Oropharyngeal candidiasis: The recommended dosage of fluconazole for oropharyngeal candidiasis in children is 6 mg/kg on the first day, followed by 3 mg/kg once daily. Treatment should be administered for at least 2 weeks to decrease the likelihood of relapse.
Esophageal candidiasis: For the treatment of esophageal candidiasis, the recommended dosage of fluconazole in children is 6 mg/kg on the first day, followed by 3 mg/kg once daily. Doses up to 12 mg/kg/day may be used based on medical judgment of the patient’s response to therapy. Patients with esophageal candidiasis should be treated for a minimum of three weeks and for at least 2 weeks following the resolution of symptoms.
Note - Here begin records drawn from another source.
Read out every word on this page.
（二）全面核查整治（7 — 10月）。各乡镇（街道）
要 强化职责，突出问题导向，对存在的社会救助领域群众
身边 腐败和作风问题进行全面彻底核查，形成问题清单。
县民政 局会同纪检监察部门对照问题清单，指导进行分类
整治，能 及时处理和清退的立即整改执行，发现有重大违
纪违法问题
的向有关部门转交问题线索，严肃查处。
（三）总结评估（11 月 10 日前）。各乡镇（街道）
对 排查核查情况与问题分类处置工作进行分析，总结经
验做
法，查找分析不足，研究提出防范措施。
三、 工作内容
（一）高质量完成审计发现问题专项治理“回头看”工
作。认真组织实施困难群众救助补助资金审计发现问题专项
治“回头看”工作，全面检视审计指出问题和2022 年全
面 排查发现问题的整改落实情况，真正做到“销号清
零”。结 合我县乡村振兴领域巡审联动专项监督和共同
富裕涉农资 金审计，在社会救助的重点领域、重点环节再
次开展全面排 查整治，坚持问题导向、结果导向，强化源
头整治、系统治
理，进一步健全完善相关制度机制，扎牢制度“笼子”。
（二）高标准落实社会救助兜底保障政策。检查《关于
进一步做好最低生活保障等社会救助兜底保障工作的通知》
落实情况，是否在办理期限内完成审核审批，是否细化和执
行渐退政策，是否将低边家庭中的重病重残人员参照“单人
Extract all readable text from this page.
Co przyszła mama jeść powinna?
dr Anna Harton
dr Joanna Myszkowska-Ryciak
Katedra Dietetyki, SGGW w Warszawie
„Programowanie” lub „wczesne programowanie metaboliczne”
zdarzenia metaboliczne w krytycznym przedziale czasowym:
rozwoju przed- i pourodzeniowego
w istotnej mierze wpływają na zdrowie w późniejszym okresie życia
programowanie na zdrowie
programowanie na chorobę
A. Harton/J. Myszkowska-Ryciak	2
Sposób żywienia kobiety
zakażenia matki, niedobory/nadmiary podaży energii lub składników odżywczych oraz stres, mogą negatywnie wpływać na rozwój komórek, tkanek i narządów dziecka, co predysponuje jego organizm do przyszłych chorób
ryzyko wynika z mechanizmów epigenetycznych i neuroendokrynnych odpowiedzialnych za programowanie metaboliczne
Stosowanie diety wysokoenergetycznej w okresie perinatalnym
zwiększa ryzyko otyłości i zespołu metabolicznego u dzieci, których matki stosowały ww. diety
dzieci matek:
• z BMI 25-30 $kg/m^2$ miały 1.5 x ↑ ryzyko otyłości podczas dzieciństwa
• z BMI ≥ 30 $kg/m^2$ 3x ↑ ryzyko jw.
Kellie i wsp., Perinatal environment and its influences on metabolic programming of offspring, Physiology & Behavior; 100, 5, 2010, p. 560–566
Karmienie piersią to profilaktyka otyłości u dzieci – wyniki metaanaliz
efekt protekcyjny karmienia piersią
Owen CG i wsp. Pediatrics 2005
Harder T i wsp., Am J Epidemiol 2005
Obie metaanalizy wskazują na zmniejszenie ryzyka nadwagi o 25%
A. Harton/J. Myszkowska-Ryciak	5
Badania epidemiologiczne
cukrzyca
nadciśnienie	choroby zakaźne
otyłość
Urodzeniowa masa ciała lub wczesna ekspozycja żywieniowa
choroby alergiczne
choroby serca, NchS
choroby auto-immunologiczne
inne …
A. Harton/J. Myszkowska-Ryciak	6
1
Systemic Candida infections: For the treatment of candidemia and disseminated Candida infections, daily doses of 6-12 mg/kg/day have been used in an open, noncomparative study of a small number of children.
Cryptococcal meningitis: For the treatment of acute cryptococcal meningitis, the recommended dosage is 12 mg/kg on the first day, followed by 6 mg/kg once daily. A dosage of 12 mg/kg once daily may be used, based on medical judgment of the patient’s response to therapy. The recommended duration of treatment for initial therapy of cryptococcal meningitis is 10-12 weeks after the cerebrospinal fluid becomes culture negative. For suppression of relapse of cryptococcal meningitis in children with AIDS, the recommended dose of fluconazole is 6 mg/kg once daily.